Но это оказалось самообманом, короткой передышкой: начались настойчивые атаки, душой которых были Соколовский и Рязанцев, они взвинтили темп и заиграли тактически несравненно лучше, чем в первом тайме. Седой, оставаясь в зоне защиты, получил возможность убедиться, как мало заботятся о собственной жизни не только нападающие, но и бросившиеся им на подмогу полузащитники Архипов и Григорий.
По беговой дорожке шел грузный человек в армейском мундире. Хотя никому не было до него дела и никто не замечал его, он шагал так, словно бросал кому-то вызов, приподняв тяжелую голову и притопывая ногой в такт свистящему дыханию.
Участник двух мировых войн, доктор Майер убежденно ненавидел войну. Это чувство родилось очень давно, в трагические месяцы военного поражения кайзеровской Германии, и не покидало доктора всю его жизнь. Времена менялись. Майер порой забывал о войне, коллекционировал марки, трудился, строил свою жизнь, свой дом. Война возникала перед ним ночным черным кошмаром, который не должен повториться.
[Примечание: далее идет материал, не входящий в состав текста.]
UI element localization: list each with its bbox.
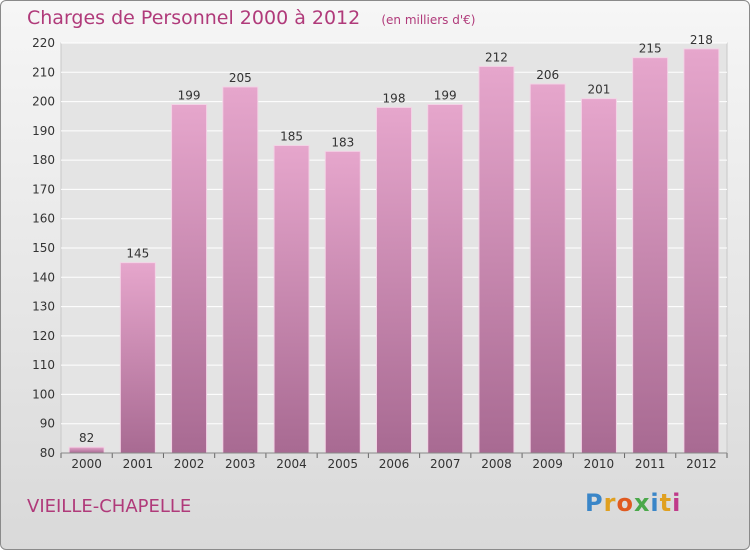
y-tick-label: 120 <box>32 329 55 343</box>
y-tick-label: 80 <box>40 446 55 460</box>
bar-value-label: 183 <box>331 135 354 149</box>
bar-value-label: 201 <box>587 83 610 97</box>
y-tick-label: 130 <box>32 300 55 314</box>
x-tick-label: 2012 <box>686 457 717 471</box>
chart-unit: (en milliers d'€) <box>381 13 476 27</box>
bar-value-label: 82 <box>79 431 94 445</box>
bar-value-labels: 82 145 199 205 185 183 198 199 212 206 201 215 218 <box>79 33 713 445</box>
bar-2000 <box>68 446 105 454</box>
bar-2003 <box>222 86 259 454</box>
bar-2008 <box>478 65 515 454</box>
x-tick-label: 2011 <box>635 457 666 471</box>
bar-2012 <box>683 48 720 454</box>
bar-value-label: 212 <box>485 50 508 64</box>
bar-value-label: 199 <box>178 89 201 103</box>
y-tick-label: 90 <box>40 417 55 431</box>
commune-name: VIEILLE-CHAPELLE <box>27 496 192 517</box>
y-tick-label: 110 <box>32 358 55 372</box>
y-tick-label: 190 <box>32 124 55 138</box>
bar-value-label: 205 <box>229 71 252 85</box>
y-tick-label: 160 <box>32 212 55 226</box>
bar-value-label: 218 <box>690 33 713 47</box>
proxiti-logo: Proxiti <box>585 489 682 517</box>
x-tick-label: 2000 <box>71 457 102 471</box>
y-tick-label: 150 <box>32 241 55 255</box>
x-tick-label: 2004 <box>276 457 307 471</box>
chart-title: Charges de Personnel 2000 à 2012 <box>27 7 361 29</box>
bar-value-label: 206 <box>536 68 559 82</box>
y-tick-label: 170 <box>32 182 55 196</box>
bar-value-label: 145 <box>126 247 149 261</box>
y-tick-label: 220 <box>32 36 55 50</box>
bar-2004 <box>273 145 310 454</box>
x-tick-label: 2008 <box>481 457 512 471</box>
title-row: Charges de Personnel 2000 à 2012 (en mil… <box>27 7 475 29</box>
y-tick-label: 140 <box>32 270 55 284</box>
x-tick-label: 2006 <box>379 457 410 471</box>
bar-2007 <box>427 104 464 454</box>
bar-2009 <box>529 83 566 454</box>
x-tick-label: 2007 <box>430 457 461 471</box>
x-tick-label: 2002 <box>174 457 205 471</box>
x-tick-label: 2010 <box>584 457 615 471</box>
bar-2010 <box>580 98 617 454</box>
bar-2011 <box>632 57 669 454</box>
y-axis-ticks: 80 90 100 110 120 130 140 150 160 170 180 190 200 210… <box>32 36 55 460</box>
y-tick-label: 210 <box>32 65 55 79</box>
bar-2006 <box>376 106 412 454</box>
bar-value-label: 185 <box>280 130 303 144</box>
bar-2002 <box>171 104 208 454</box>
x-axis-ticks: 2000 2001 2002 2003 2004 2005 2006 2007 2008 2009… <box>60 452 728 471</box>
bar-2005 <box>324 150 361 454</box>
y-tick-label: 200 <box>32 95 55 109</box>
y-tick-label: 100 <box>32 387 55 401</box>
bar-2001 <box>119 262 156 454</box>
bars <box>68 48 720 454</box>
x-tick-label: 2009 <box>532 457 563 471</box>
y-tick-label: 180 <box>32 153 55 167</box>
x-tick-label: 2003 <box>225 457 256 471</box>
bar-value-label: 198 <box>383 91 406 105</box>
x-tick-label: 2005 <box>327 457 358 471</box>
bar-value-label: 199 <box>434 89 457 103</box>
x-tick-label: 2001 <box>123 457 154 471</box>
bar-value-label: 215 <box>639 42 662 56</box>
И когда он все-таки повторился – а доктор при всем своем миролюбии и на этот раз поверил, что не Германия повинна в развязывании войны, – чувство обреченности сковало Майера, и с возникшим в нем отчуждением ничего не могли поделать ни нацистская пропаганда, ни победы германского оружия в Европе, ни даже чувство самосохранения. Ему бывало стыдно за свое неверие, за тревоги, гнездившиеся в сердце, – случалось, среди ночи он казнил себя за недостаток патриотизма, пытался что-то в себе изменить, мысленно хватал себя за шиворот, наказывая себя в собственном воображении, выбрасывая вон из жизни как личность ничтожную, недостойную великой эпохи, но просыпался все с той же тревогой, осуждением жестокости и ощущением ущербности бытия. Он не был храбрым и не помышлял о бунте. Горькие, неотвязные мысли и предчувствия старили его больше, чем старят годы или беспорядочный образ жизни.
Вопреки неверию и страхам, Майер подспудно, сердцем добряка, ждал чего-то хорошего. Всю жизнь, тяжелея и старея, ждал он чуда, и хотя оно не случалось, он ждал и ждал его на пороге следующего дня. Так было и вчера, накануне матча. Исход игры мало интересовал не посвященного в секреты футбола доктора Майера. Мысль его была проще, а потому и действительнее: завтра наконец война отступит от стен несчастного города, русские и немцы встретятся в честной борьбе, люди шагнут навстречу друг другу, и наступит час, пусть только один короткий час, понимания и добросердечия.
Поначалу доктор Майер, сидя на самой нижней скамье, чувствовал себя превосходно, глаза его добродушно поблескивали за стеклами пенсне.
Слуху о том, что русских расстреляют, если они сумеют и посмеют выиграть, Майер не поверил. Но слух подтвердился. Чуда опять не случилось. Приходилось вычеркнуть и этот день, снова слепо уповать на завтрашний, а дни были слишком похожи своим уродством, и у него оставалось в запасе все меньше и меньше времени.
Доктор Майер долго сидел в тяжком раздумье. Когда же его взгляд упал на юношу, жестоко сбитого и теперь лежавшего у ворот, доктор решительно двинулся по беговой дорожке к нему. Там, на земле, страдал человек, нуждающийся в помощи врача, и он окажет ему эту помощь. В мире сущее только это: страждущие и врачующие.
Подойдя, он присел на корточки и осмотрел покалеченную ногу.
– О-о-о! – только и сказал доктор Майер, неодобрительно покачав головой, как будто Павлик сам был виноват во всем.
По просьбе доктора Полина помогла ему поднять Павлика на скамью.
– Один краткий момэнт, – сказал доктор, склоняясь над Павликом. – Возьми den ganzen Willen und Mut[40] и молчи…
Быстрыми, решительными движениями он ощупал ногу. Павлик застонал и дернулся, прогибая от боли спину.
– Alles! Alles! – сказал доктор. – Нехорошо, mein Freiend мой друзья…
Именно в этот миг Нибаум буквально внес на груди мяч в ворота Дугина. Молодые глаза Павлика хорошо различали подробности: скорбное лицо Николая, тушу Нибаума, влетевшего по инерции в сетку, замершие фигуры футболистов и перепляс уже пятившегося к центру Цобеля.
Павлик закрыл глаза, вот когда слезы потекли из-под век.
– Не надо плакать, – сказал доктор. – Молодой кость можно лечить с хороши медицин.